Lifesize sculpture of Julian Assange appears outside UK parliament

The Anything To Say sculpture featuring (left to right) Edward Snowden, Julian Assange and Chelsea Manning at Parliament Square, London, on Saturday.
The Anything To Say sculpture featuring (left to right) Edward Snowden, Julian Assange and Chelsea Manning at Parliament Square, London, on Saturday. Photograph: James Manning/PA

A bronze sculpture of three figures including the WikiLeaks founder Julian Assange appeared in Parliament Square on Saturday as part of the campaign for his release from prison in London where he is under threat of extradition to the US.

The lifesize sculpture of Assange alongside the whistleblowers Edward Snowden and Chelsea Manning, all standing atop chairs, was unveiled before a crowd holding “Free Julian Assange” signs.

Beside the figures rests an empty chair, inviting members of the public to stand alongside Assange, Snowden and Manning.

“As an artist, I feel I have a duty to defend freedom of speech and the right to know,” the Italian artist Davide Dormino said of the work, titled Anything To Say?.

“That is why I have created an empty chair, which allows us to stand taller and raise ourselves. It changes our perspective and prompts us to look beyond what we are shown and what is hidden.”

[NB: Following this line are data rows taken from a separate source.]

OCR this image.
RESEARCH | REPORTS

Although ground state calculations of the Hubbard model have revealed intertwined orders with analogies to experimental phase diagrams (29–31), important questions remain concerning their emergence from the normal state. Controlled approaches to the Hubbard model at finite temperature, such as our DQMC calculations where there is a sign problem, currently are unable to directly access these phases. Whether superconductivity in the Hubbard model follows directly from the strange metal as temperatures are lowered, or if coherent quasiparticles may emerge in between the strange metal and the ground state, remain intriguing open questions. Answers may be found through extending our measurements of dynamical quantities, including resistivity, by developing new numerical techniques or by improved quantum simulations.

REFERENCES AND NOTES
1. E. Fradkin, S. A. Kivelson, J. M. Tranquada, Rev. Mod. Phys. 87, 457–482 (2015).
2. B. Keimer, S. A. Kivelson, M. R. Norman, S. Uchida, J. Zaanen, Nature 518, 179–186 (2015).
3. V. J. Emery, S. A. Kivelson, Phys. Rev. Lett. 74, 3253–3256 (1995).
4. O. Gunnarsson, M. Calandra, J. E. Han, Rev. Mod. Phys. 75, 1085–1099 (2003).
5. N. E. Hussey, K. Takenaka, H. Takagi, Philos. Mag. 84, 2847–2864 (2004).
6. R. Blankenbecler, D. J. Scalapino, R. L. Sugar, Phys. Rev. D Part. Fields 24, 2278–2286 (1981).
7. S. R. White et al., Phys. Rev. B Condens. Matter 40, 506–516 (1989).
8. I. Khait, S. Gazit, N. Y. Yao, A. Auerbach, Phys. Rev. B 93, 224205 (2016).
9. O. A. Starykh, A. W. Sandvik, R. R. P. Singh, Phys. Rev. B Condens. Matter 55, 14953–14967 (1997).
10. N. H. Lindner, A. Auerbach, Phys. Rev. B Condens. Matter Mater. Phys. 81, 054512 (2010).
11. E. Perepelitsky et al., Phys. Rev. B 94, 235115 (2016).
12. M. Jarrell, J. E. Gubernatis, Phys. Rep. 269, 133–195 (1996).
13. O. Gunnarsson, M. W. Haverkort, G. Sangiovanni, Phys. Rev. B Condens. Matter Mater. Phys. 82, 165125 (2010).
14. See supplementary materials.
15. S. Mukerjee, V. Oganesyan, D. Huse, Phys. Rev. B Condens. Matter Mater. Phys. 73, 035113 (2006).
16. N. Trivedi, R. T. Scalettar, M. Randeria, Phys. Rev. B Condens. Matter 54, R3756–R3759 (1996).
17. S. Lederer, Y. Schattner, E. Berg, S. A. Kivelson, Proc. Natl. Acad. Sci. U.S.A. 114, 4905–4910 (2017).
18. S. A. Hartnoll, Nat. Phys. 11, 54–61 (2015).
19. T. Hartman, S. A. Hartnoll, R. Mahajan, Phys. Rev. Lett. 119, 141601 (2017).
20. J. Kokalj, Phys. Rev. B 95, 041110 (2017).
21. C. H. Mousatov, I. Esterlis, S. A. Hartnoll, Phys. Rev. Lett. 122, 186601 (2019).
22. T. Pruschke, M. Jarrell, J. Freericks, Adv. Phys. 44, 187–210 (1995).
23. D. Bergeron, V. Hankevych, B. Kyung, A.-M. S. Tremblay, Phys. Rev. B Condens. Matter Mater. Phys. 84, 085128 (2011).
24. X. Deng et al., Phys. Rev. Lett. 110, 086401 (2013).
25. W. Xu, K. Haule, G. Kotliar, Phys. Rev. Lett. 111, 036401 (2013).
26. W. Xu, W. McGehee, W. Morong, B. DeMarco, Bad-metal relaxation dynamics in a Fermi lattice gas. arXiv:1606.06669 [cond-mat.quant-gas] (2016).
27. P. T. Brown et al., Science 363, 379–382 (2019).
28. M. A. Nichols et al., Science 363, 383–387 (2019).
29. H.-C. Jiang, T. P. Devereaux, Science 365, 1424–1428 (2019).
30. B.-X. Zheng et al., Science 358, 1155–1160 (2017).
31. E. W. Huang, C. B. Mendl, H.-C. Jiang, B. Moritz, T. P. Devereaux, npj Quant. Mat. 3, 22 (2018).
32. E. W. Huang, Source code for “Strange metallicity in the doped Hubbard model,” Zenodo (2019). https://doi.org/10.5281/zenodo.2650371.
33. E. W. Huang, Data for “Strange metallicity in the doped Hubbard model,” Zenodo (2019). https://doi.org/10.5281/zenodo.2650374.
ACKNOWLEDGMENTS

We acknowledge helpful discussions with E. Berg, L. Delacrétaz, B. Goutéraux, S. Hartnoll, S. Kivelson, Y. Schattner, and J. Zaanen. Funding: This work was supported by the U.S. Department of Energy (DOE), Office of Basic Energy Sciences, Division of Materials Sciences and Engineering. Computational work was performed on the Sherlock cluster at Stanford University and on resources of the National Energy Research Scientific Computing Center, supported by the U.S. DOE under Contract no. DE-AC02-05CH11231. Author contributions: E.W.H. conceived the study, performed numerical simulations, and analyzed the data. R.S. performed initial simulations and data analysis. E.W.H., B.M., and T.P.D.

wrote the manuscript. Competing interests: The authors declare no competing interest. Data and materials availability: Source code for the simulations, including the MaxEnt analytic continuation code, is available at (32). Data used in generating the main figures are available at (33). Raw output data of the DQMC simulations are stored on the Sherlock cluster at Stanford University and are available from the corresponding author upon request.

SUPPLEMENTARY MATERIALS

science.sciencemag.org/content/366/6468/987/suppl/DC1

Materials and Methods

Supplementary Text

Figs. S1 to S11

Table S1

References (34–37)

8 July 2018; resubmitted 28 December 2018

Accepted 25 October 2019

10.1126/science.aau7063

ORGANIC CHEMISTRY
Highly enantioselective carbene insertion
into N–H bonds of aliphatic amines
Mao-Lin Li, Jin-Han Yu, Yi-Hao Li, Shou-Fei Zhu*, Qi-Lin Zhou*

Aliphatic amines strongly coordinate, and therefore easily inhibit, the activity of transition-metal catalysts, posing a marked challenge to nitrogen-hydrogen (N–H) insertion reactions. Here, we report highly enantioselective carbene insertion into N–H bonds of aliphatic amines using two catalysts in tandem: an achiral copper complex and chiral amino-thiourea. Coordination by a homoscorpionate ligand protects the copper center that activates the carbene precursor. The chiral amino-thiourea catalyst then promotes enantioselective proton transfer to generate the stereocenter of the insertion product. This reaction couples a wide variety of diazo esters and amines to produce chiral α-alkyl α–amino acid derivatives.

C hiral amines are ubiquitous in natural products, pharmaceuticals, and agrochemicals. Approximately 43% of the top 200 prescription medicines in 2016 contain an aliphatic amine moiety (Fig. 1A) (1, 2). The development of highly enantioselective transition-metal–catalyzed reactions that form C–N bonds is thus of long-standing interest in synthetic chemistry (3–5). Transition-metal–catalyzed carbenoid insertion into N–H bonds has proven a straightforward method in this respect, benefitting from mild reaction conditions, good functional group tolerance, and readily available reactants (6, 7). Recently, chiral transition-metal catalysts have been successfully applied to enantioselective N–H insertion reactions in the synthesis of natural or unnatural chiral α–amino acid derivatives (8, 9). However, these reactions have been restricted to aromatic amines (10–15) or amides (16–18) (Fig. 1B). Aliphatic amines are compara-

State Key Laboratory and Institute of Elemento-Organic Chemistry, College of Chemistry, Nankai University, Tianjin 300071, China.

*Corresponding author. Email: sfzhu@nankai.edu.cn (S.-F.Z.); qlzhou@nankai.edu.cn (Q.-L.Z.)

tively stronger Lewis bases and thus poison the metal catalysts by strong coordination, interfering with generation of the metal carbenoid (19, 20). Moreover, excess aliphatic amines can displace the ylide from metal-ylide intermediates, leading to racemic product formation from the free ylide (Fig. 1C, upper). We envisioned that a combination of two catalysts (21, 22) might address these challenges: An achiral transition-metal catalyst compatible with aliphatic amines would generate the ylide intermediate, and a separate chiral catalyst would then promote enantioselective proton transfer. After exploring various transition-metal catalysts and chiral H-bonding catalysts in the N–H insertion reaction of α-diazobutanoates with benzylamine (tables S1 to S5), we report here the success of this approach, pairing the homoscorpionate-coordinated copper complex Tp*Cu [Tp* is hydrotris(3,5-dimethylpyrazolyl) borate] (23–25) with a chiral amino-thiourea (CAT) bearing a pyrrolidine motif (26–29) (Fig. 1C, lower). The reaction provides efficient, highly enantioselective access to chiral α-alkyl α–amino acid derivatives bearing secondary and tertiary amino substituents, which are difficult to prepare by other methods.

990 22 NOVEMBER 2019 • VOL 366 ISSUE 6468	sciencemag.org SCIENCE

The sculpture has been displayed in Germany, Switzerland, France, Italy, Belgium, Serbia and Australia.

Assange is “dangerously close” to being extradited to the US after losing his latest legal appeal, his family warned earlier this month, amid growing fears he could spend the rest of his life in prison for publishing thousands of classified military and diplomatic documents.

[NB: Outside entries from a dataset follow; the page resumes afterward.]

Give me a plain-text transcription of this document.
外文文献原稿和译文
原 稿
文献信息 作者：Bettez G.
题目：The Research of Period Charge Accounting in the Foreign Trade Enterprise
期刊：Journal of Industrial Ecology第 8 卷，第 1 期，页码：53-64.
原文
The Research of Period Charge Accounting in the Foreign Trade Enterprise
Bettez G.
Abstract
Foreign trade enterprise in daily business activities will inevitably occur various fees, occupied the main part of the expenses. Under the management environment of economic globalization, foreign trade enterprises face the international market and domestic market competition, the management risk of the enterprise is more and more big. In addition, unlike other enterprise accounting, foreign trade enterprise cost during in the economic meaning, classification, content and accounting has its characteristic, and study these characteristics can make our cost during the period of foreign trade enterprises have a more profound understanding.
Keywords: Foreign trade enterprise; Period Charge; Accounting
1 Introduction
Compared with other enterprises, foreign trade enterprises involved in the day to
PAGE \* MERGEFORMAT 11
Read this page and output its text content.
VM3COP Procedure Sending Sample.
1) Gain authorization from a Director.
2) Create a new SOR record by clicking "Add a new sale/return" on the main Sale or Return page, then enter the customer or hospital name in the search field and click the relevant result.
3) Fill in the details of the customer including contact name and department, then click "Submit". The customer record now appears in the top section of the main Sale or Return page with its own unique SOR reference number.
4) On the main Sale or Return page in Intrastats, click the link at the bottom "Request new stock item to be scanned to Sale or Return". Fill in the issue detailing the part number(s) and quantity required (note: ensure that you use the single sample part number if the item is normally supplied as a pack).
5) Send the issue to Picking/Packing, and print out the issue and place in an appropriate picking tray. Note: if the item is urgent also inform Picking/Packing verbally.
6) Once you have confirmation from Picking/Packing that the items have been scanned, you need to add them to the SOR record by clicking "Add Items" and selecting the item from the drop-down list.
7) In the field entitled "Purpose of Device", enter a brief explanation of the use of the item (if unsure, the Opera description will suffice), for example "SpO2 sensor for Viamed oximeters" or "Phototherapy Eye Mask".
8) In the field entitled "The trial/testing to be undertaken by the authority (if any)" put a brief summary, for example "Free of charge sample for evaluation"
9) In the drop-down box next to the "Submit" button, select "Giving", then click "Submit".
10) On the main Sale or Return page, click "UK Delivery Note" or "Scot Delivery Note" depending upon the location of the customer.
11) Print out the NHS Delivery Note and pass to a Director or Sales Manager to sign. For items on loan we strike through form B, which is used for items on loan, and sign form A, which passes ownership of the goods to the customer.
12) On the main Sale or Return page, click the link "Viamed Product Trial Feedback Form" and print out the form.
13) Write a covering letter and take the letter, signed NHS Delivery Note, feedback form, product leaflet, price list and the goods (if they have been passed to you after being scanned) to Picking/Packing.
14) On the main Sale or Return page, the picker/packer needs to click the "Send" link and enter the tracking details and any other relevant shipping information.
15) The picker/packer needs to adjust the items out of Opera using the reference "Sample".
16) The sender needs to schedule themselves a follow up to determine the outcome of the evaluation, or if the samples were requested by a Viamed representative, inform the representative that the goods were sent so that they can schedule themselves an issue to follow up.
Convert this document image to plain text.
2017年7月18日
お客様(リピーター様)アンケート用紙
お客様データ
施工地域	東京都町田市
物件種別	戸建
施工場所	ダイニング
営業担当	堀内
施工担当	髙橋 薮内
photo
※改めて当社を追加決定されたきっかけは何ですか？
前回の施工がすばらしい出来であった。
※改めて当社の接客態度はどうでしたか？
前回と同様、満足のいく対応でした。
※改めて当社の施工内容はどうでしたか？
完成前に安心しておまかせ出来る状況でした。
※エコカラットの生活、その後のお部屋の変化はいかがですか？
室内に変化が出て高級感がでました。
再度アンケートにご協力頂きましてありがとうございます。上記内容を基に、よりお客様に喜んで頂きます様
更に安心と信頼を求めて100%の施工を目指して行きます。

The WikiLeaks founder was initially charged in 2019 with conspiring to hack into a military computer – an accusation arising out of the massive leak by Manning to WikiLeaks nine years earlier. The prosecutors’ case against him was dramatically expanded later that year to include 17 counts of violating the US Espionage Act.

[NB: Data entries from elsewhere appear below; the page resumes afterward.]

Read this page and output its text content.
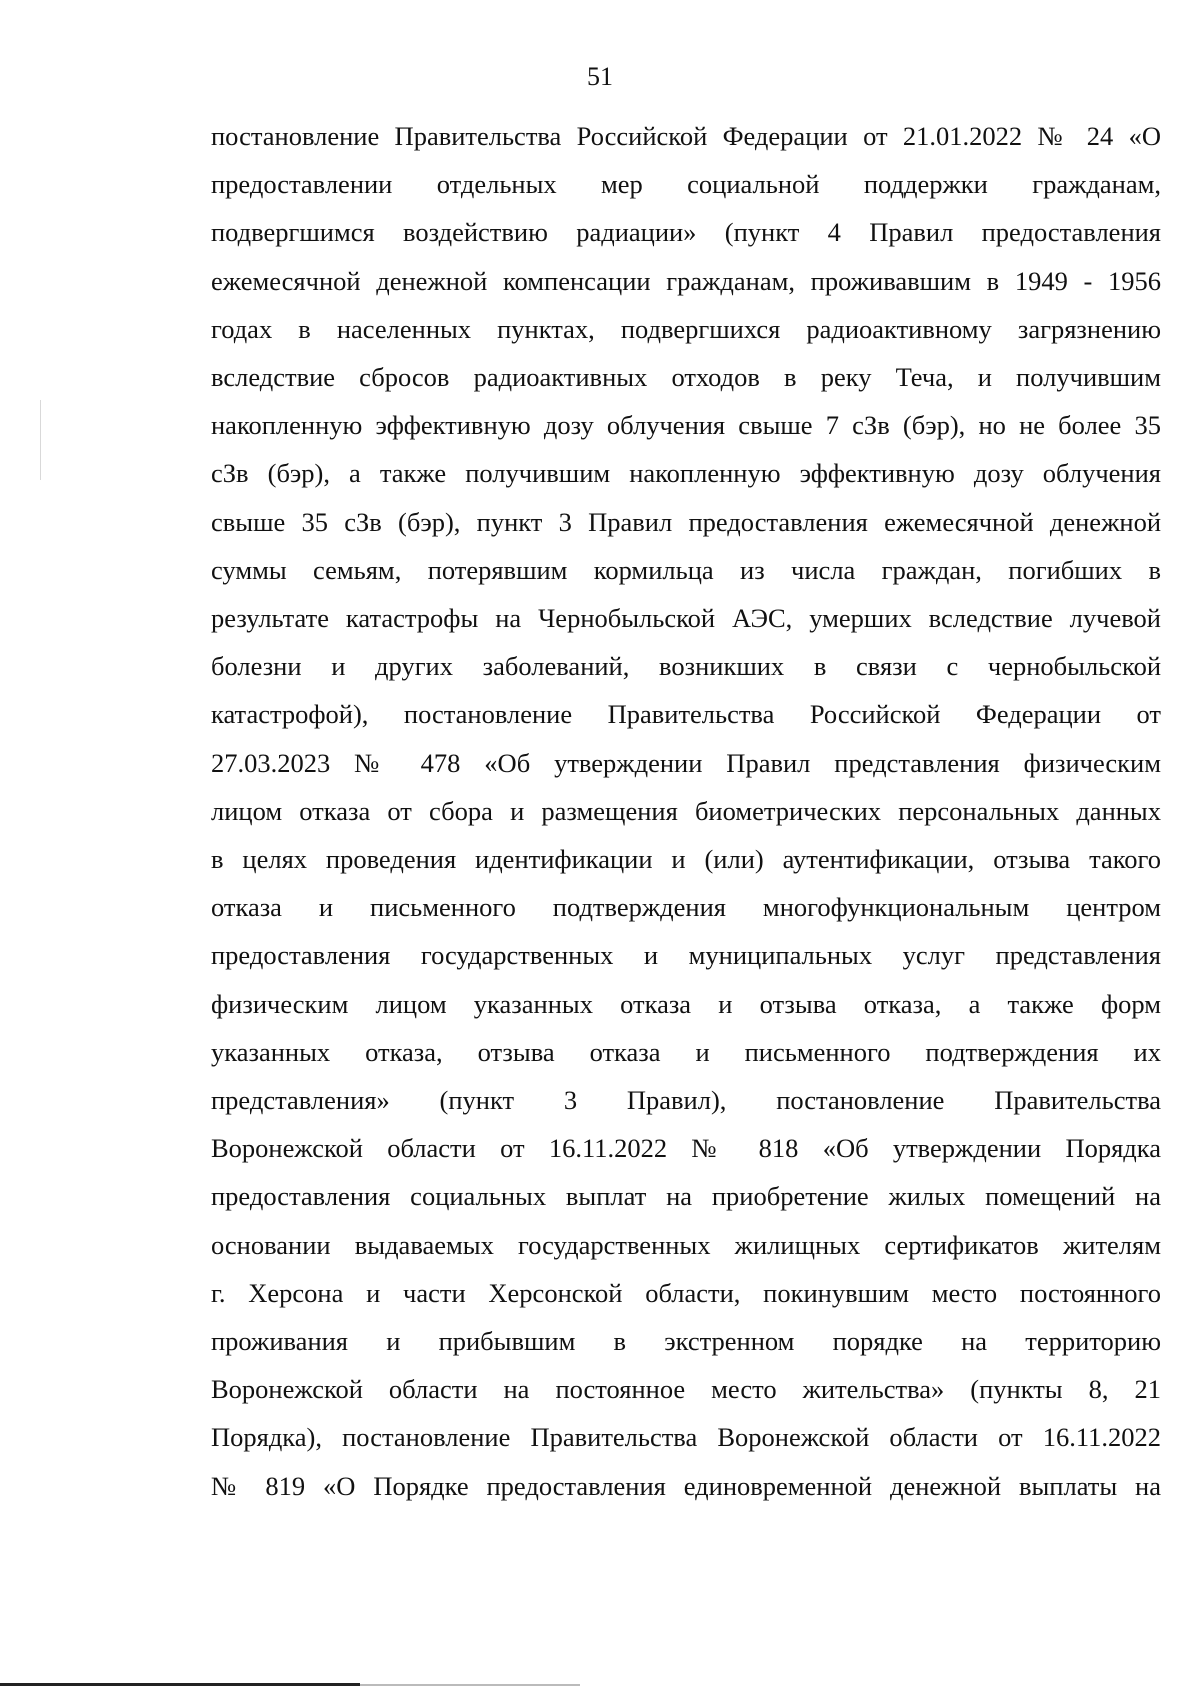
51
постановление Правительства Российской Федерации от 21.01.2022 № 24 «О
предоставлении отдельных мер социальной поддержки гражданам,
подвергшимся воздействию радиации» (пункт 4 Правил предоставления
ежемесячной денежной компенсации гражданам, проживавшим в 1949 - 1956
годах в населенных пунктах, подвергшихся радиоактивному загрязнению
вследствие сбросов радиоактивных отходов в реку Теча, и получившим
накопленную эффективную дозу облучения свыше 7 сЗв (бэр), но не более 35
сЗв (бэр), а также получившим накопленную эффективную дозу облучения
свыше 35 сЗв (бэр), пункт 3 Правил предоставления ежемесячной денежной
суммы семьям, потерявшим кормильца из числа граждан, погибших в
результате катастрофы на Чернобыльской АЭС, умерших вследствие лучевой
болезни и других заболеваний, возникших в связи с чернобыльской
катастрофой), постановление Правительства Российской Федерации от
27.03.2023 № 478 «Об утверждении Правил представления физическим
лицом отказа от сбора и размещения биометрических персональных данных
в целях проведения идентификации и (или) аутентификации, отзыва такого
отказа и письменного подтверждения многофункциональным центром
предоставления государственных и муниципальных услуг представления
физическим лицом указанных отказа и отзыва отказа, а также форм
указанных отказа, отзыва отказа и письменного подтверждения их
представления» (пункт 3 Правил), постановление Правительства
Воронежской области от 16.11.2022 № 818 «Об утверждении Порядка
предоставления социальных выплат на приобретение жилых помещений на
основании выдаваемых государственных жилищных сертификатов жителям
г. Херсона и части Херсонской области, покинувшим место постоянного
проживания и прибывшим в экстренном порядке на территорию
Воронежской области на постоянное место жительства» (пункты 8, 21
Порядка), постановление Правительства Воронежской области от 16.11.2022
№ 819 «О Порядке предоставления единовременной денежной выплаты на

Assange has been held for the past four years in Belmarsh prison in London as extradition proceedings work their way through British courts. The Biden administration has faced calls to drop the charges, including from leading news outlets, over concerns that the prosecution is an attack on media freedom.

“The fourth chair is empty because it is our chair. The one for us to stand up on to express ourselves or simply to stand next to Edward Snowden, Julian Assange and Chelsea Manning, who had the courage to say no to the intrusion of global surveillance and to lies that lead to war,” said the UK campaign behind Saturday’s protest, Don’t Extradite Assange.

Manning leaked hundreds of thousands of military records and diplomatic cables via the open information site WikiLeaks in 2010 – one of the largest disclosures of military secrets in US history. Manning was a former intelligence analyst posted outside Baghdad during the Iraq war.

Three years later, she was convicted under the Espionage Act. She was given a 35-year sentence, of which she served seven years.

In 2013 Snowden, working at the time as a National Security Agency contractor, disclosed inside intelligence about the US government’s surveillance of the digital communications of millions of Americans through the Guardian and Washington Post. He later fled and was granted asylum in Russia.